WIESO KLARA AUF EINMAL IN STRALSUND VOR IHR STEHT – DAS WILL ANNA NICHT IN DEN KOPF

Was bisher war:
Peter war Zuhause geblieben und kämpfte mit den kleinen und größeren Widrigkeiten des Alltags. Währenddessen war Klara bei ihrer Mutter in Stralsund angekommen.

Klara stand vor Annas Haus und drückt auf das Klingelschild von Anna und Wilhelm Sturm.

Das Haus war über sechzig Jahre alt und es war im schlichten Stil erbaut worden, in Plattenbauweise.

Nach der Wende wurde es saniert. Die Farben sind inzwischen wieder eingetrübt, an den Wänden laufen schwarzen Striemen an der Hauswand entlang, genau da, wo die Dachrinne durchlässig ist.
Anna war mit ihrem Mann, Wilhelm Sturm, damals Anfang der sechziger Jahre in das Haus eingezogen.
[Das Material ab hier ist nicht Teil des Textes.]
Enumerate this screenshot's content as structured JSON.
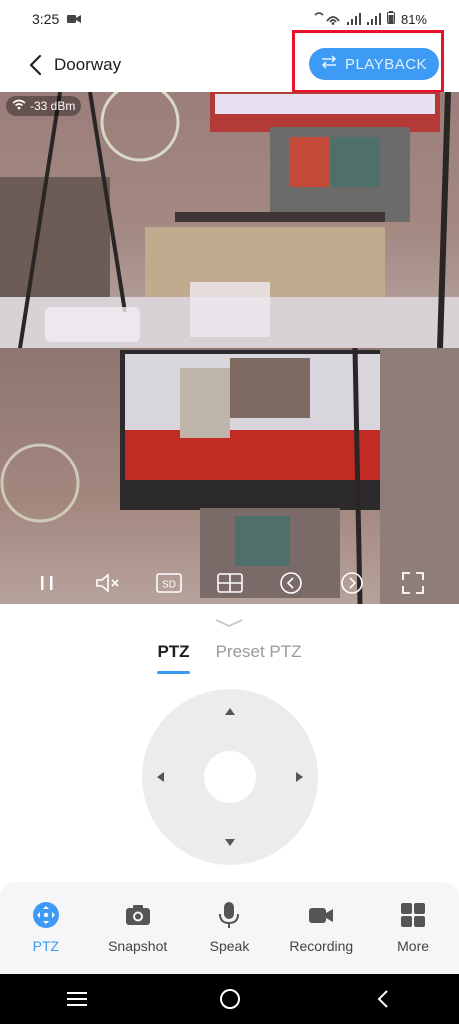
{
  "status_bar": {
    "time": "3:25",
    "battery": "81%"
  },
  "header": {
    "title": "Doorway",
    "playback_label": "PLAYBACK"
  },
  "video": {
    "signal_text": "-33 dBm",
    "controls": [
      "pause-icon",
      "mute-icon",
      "sd-quality-icon",
      "split-view-icon",
      "previous-icon",
      "next-icon",
      "fullscreen-icon"
    ],
    "quality_label": "SD"
  },
  "ptz_tabs": {
    "active": "PTZ",
    "inactive": "Preset PTZ"
  },
  "bottom_tabs": {
    "items": [
      {
        "label": "PTZ",
        "icon": "move-icon"
      },
      {
        "label": "Snapshot",
        "icon": "camera-icon"
      },
      {
        "label": "Speak",
        "icon": "microphone-icon"
      },
      {
        "label": "Recording",
        "icon": "video-record-icon"
      },
      {
        "label": "More",
        "icon": "grid-icon"
      }
    ]
  },
  "colors": {
    "accent": "#3e9bf5",
    "highlight_border": "#e8102a"
  }
}
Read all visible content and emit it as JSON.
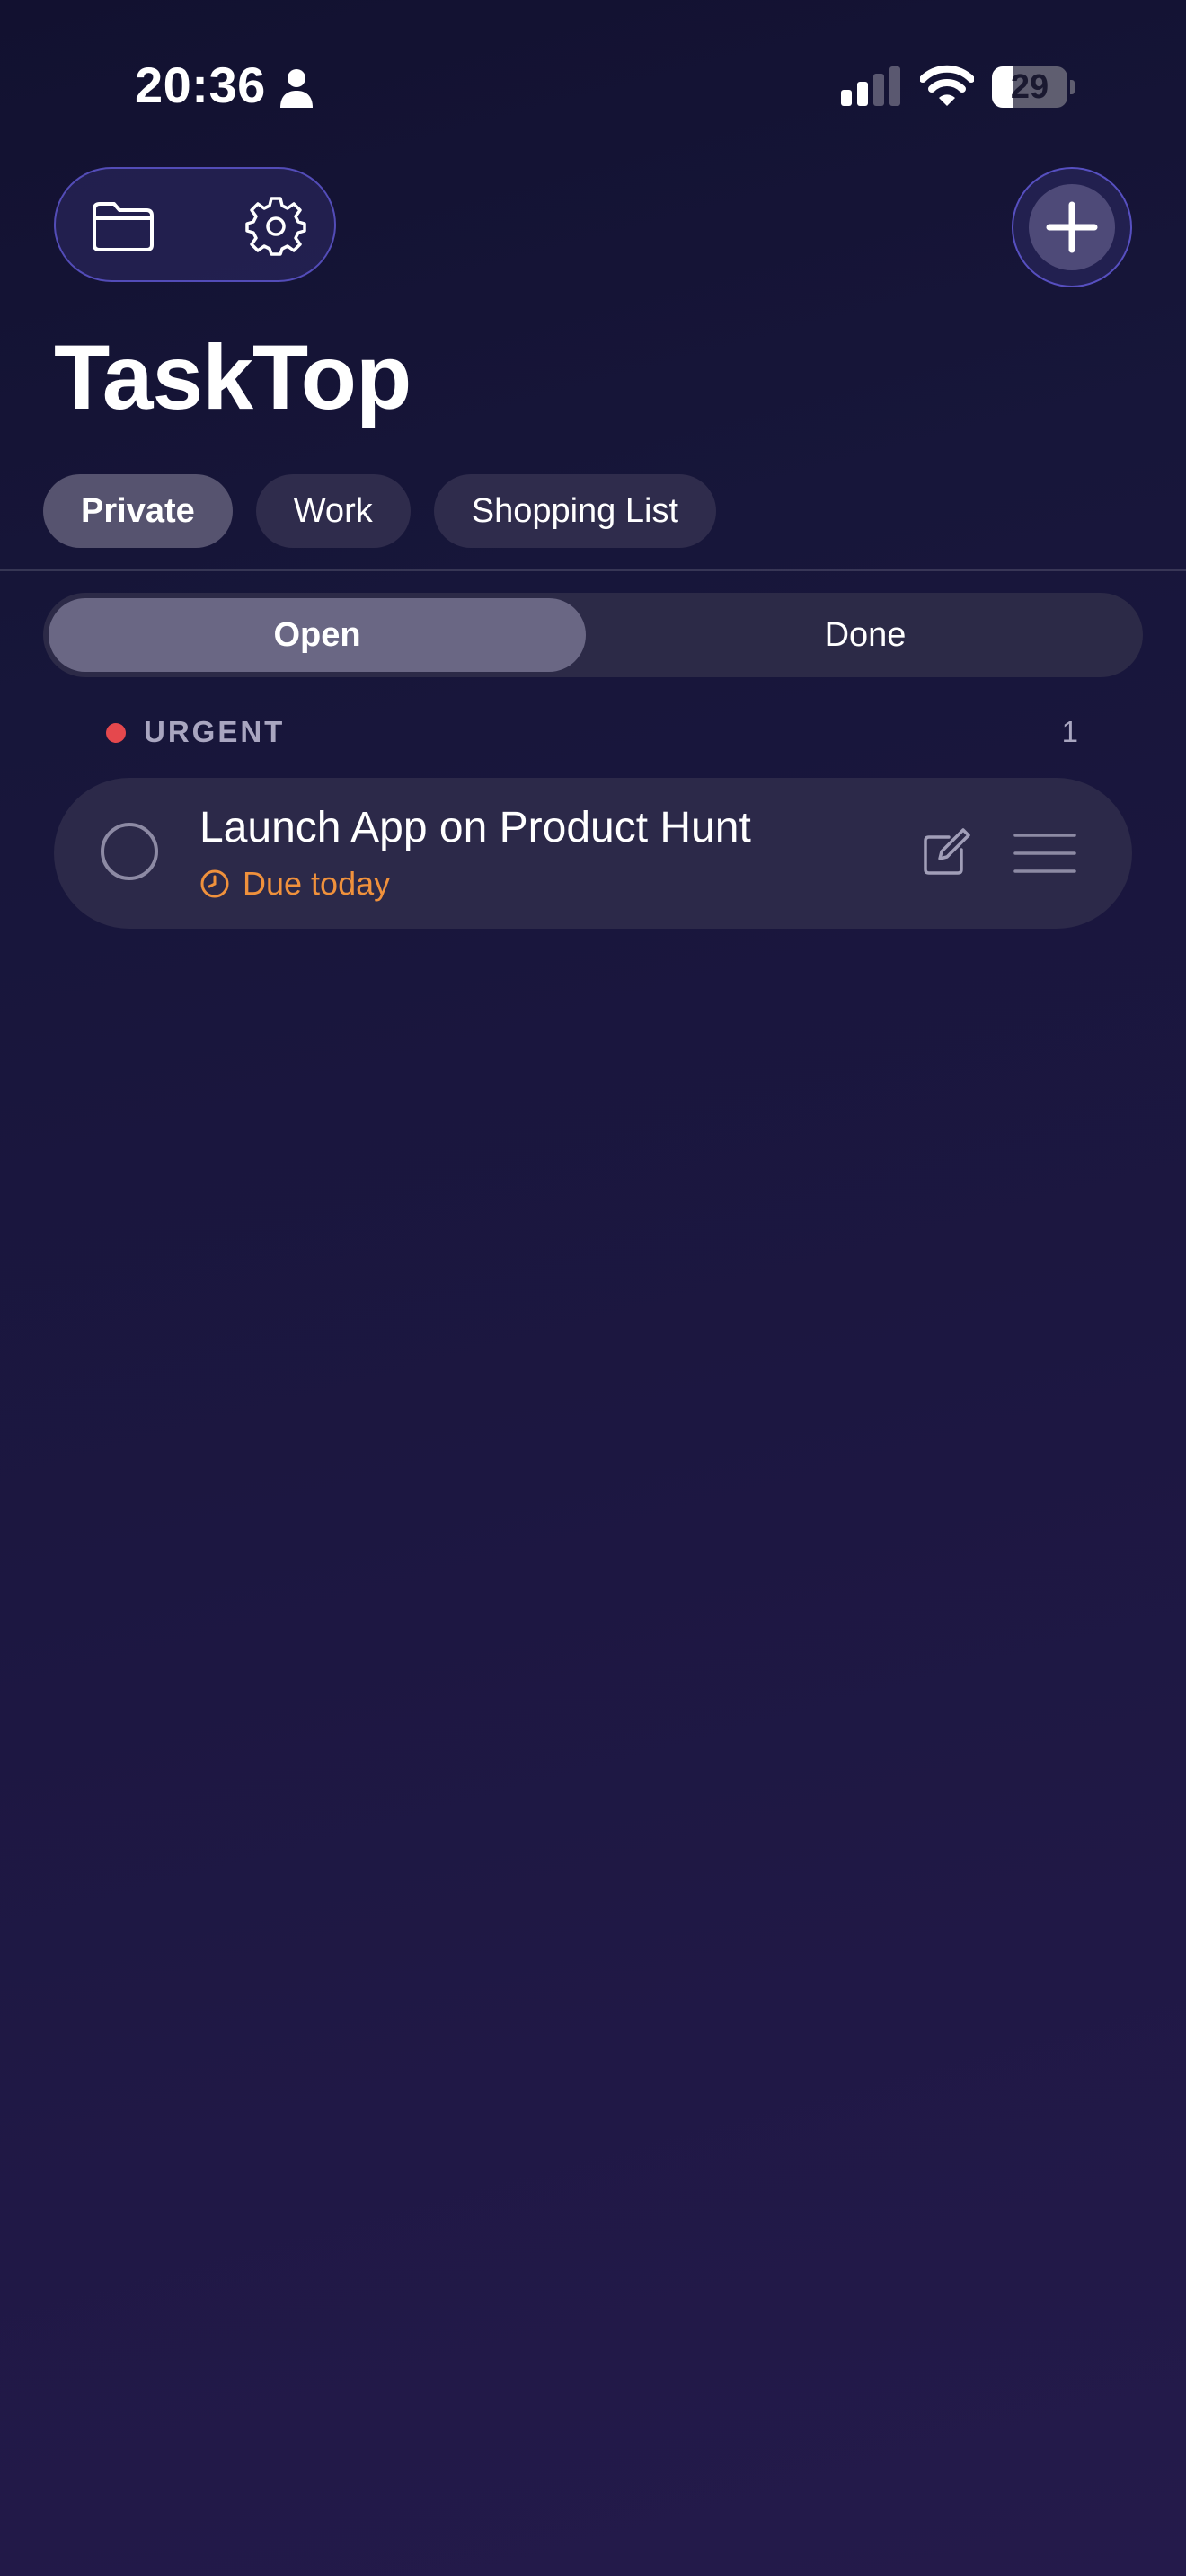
{
  "status_bar": {
    "time": "20:36",
    "battery_level": "29",
    "battery_fraction": 0.29,
    "icons": [
      "person-icon",
      "cellular-signal-icon",
      "wifi-icon",
      "battery-icon"
    ]
  },
  "toolbar": {
    "icons": [
      "folder-icon",
      "gear-icon",
      "plus-icon"
    ]
  },
  "app": {
    "title": "TaskTop"
  },
  "list_tabs": [
    {
      "label": "Private",
      "active": true
    },
    {
      "label": "Work",
      "active": false
    },
    {
      "label": "Shopping List",
      "active": false
    }
  ],
  "segmented": {
    "open_label": "Open",
    "done_label": "Done",
    "selected": "Open"
  },
  "section": {
    "title": "URGENT",
    "count": "1",
    "dot_color": "#e5484d"
  },
  "tasks": [
    {
      "title": "Launch App on Product Hunt",
      "due": "Due today",
      "due_color": "#f0913c"
    }
  ],
  "colors": {
    "accent_outline": "#645cdc",
    "card_background": "#2c2949"
  }
}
Sie waren glücklich, dass sie die Wohnung im obersten Stockwerk bekommen hatten, mit einem Balkon, von dem aus sie weit über den Stralsunder Hafen hinweg in Richtung Rügendammbrücke schauen konnten.
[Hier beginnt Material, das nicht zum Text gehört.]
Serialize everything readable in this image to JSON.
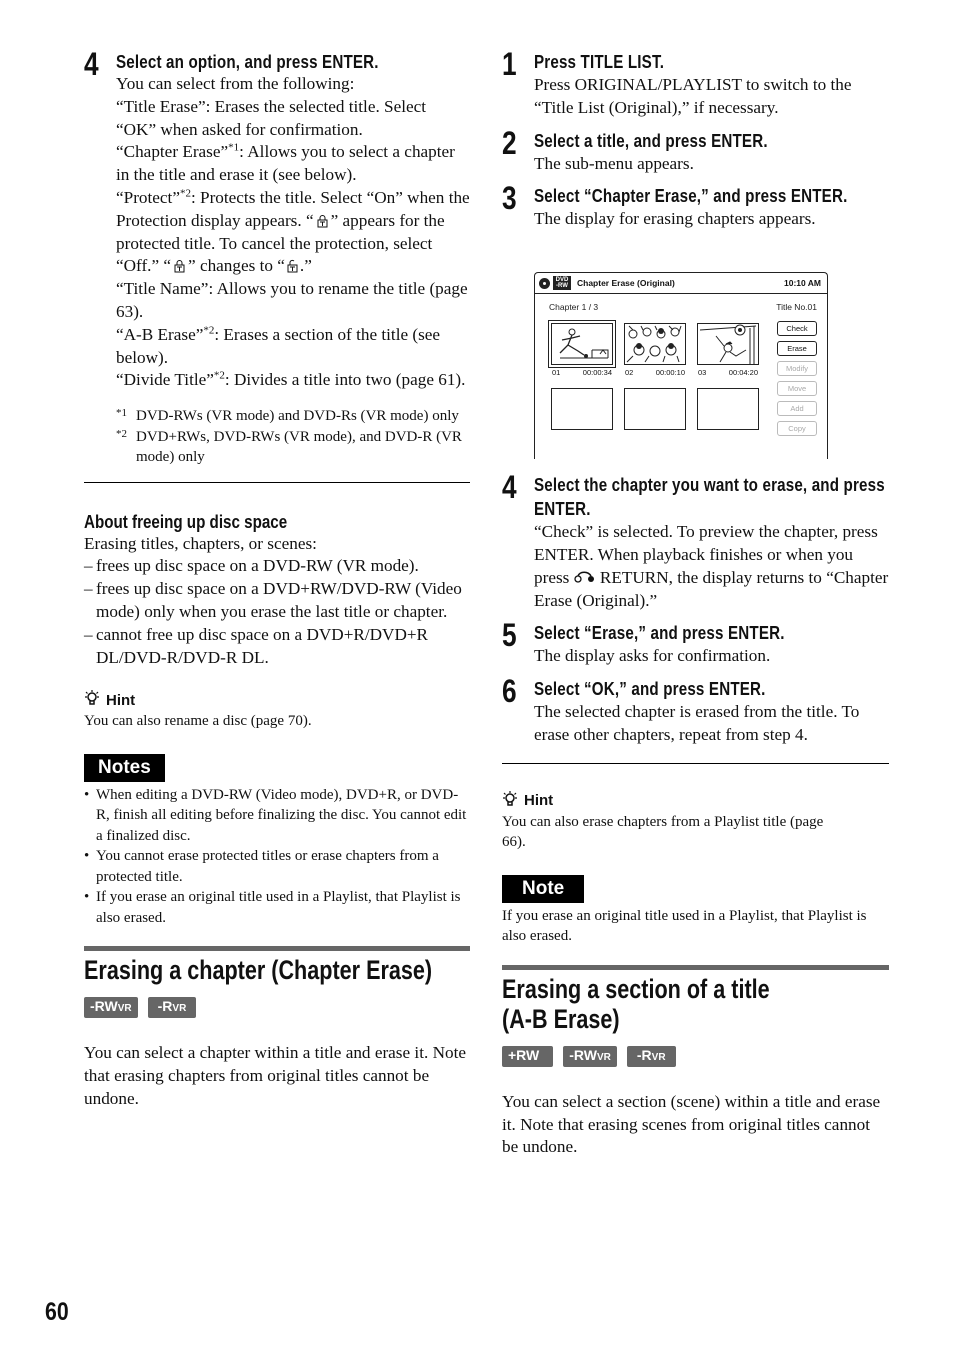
{
  "page_number": "60",
  "left": {
    "step4": {
      "num": "4",
      "head": "Select an option, and press ENTER.",
      "lines": [
        "You can select from the following:",
        "“Title Erase”: Erases the selected title. Select “OK” when asked for confirmation.",
        "“Chapter Erase”",
        "*1",
        ": Allows you to select a chapter in the title and erase it (see below).",
        "“Protect”",
        "*2",
        ": Protects the title. Select “On” when the Protection display appears. “",
        "” appears for the protected title. To cancel the protection, select “Off.” “",
        "” changes to “",
        ".”",
        "“Title Name”: Allows you to rename the title (page 63).",
        "“A-B Erase”",
        "*2",
        ": Erases a section of the title (see below).",
        "“Divide Title”",
        "*2",
        ": Divides a title into two (page 61)."
      ]
    },
    "footnotes": [
      {
        "mark": "*1",
        "text": "DVD-RWs (VR mode) and DVD-Rs (VR mode) only"
      },
      {
        "mark": "*2",
        "text": "DVD+RWs, DVD-RWs (VR mode), and DVD-R (VR mode) only"
      }
    ],
    "about": {
      "title": "About freeing up disc space",
      "intro": "Erasing titles, chapters, or scenes:",
      "items": [
        "frees up disc space on a DVD-RW (VR mode).",
        "frees up disc space on a DVD+RW/DVD-RW (Video mode) only when you erase the last title or chapter.",
        "cannot free up disc space on a DVD+R/DVD+R DL/DVD-R/DVD-R DL."
      ]
    },
    "hint": {
      "label": "Hint",
      "text": "You can also rename a disc (page 70)."
    },
    "notes": {
      "label": "Notes",
      "items": [
        "When editing a DVD-RW (Video mode), DVD+R, or DVD-R, finish all editing before finalizing the disc. You cannot edit a finalized disc.",
        "You cannot erase protected titles or erase chapters from a protected title.",
        "If you erase an original title used in a Playlist, that Playlist is also erased."
      ]
    },
    "section": {
      "title": "Erasing a chapter (Chapter Erase)",
      "badges": [
        {
          "main": "-RW",
          "sub": "VR"
        },
        {
          "main": "-R",
          "sub": "VR"
        }
      ],
      "text": "You can select a chapter within a title and erase it. Note that erasing chapters from original titles cannot be undone."
    }
  },
  "right": {
    "steps": [
      {
        "num": "1",
        "head": "Press TITLE LIST.",
        "body": "Press ORIGINAL/PLAYLIST to switch to the “Title List (Original),” if necessary."
      },
      {
        "num": "2",
        "head": "Select a title, and press ENTER.",
        "body": "The sub-menu appears."
      },
      {
        "num": "3",
        "head": "Select “Chapter Erase,” and press ENTER.",
        "body": "The display for erasing chapters appears."
      },
      {
        "num": "4",
        "head": "Select the chapter you want to erase, and press ENTER.",
        "body_a": "“Check” is selected. To preview the chapter, press ENTER. When playback finishes or when you press ",
        "body_b": " RETURN, the display returns to “Chapter Erase (Original).”"
      },
      {
        "num": "5",
        "head": "Select “Erase,” and press ENTER.",
        "body": "The display asks for confirmation."
      },
      {
        "num": "6",
        "head": "Select “OK,” and press ENTER.",
        "body": "The selected chapter is erased from the title. To erase other chapters, repeat from step 4."
      }
    ],
    "screen": {
      "disc_label": "DVD -RW",
      "title": "Chapter Erase (Original)",
      "time": "10:10 AM",
      "chapter": "Chapter 1 / 3",
      "title_no": "Title No.01",
      "thumbs": [
        {
          "num": "01",
          "time": "00:00:34",
          "selected": true
        },
        {
          "num": "02",
          "time": "00:00:10",
          "selected": false
        },
        {
          "num": "03",
          "time": "00:04:20",
          "selected": false
        }
      ],
      "buttons": [
        {
          "label": "Check",
          "enabled": true
        },
        {
          "label": "Erase",
          "enabled": true
        },
        {
          "label": "Modify",
          "enabled": false
        },
        {
          "label": "Move",
          "enabled": false
        },
        {
          "label": "Add",
          "enabled": false
        },
        {
          "label": "Copy",
          "enabled": false
        }
      ]
    },
    "hint": {
      "label": "Hint",
      "text": "You can also erase chapters from a Playlist title (page 66)."
    },
    "note": {
      "label": "Note",
      "text": "If you erase an original title used in a Playlist, that Playlist is also erased."
    },
    "section": {
      "title_line1": "Erasing a section of a title",
      "title_line2": "(A-B Erase)",
      "badges": [
        {
          "main": "+RW",
          "sub": ""
        },
        {
          "main": "-RW",
          "sub": "VR"
        },
        {
          "main": "-R",
          "sub": "VR"
        }
      ],
      "text": "You can select a section (scene) within a title and erase it. Note that erasing scenes from original titles cannot be undone."
    }
  }
}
Damals gab es die moderne Brücke noch nicht. Aber der herrliche Blick, hinaus auf den Strelasund, den hatten beide stets genossen.
Klara hatte ihre Kindheit in dem Haus verbracht und Lukas ebenfalls.

Sie hingen beide daran und umso schwerer wurde es ihnen ums Herz, wenn sie sahen, wie Annas Demenz immer weiterfortschritt und sie weniger und weniger von dem genießen konnte, was ihre Wohnung ausmachte.

Auf der gegenüberliegenden Seite stehen bis heute Garagen, noch aus DDR-Zeiten. Peter konnte nie verstehen, warum die Eigentümer oder die Pächter nicht einmal die Ausfahrten vom Unkraut befreiten.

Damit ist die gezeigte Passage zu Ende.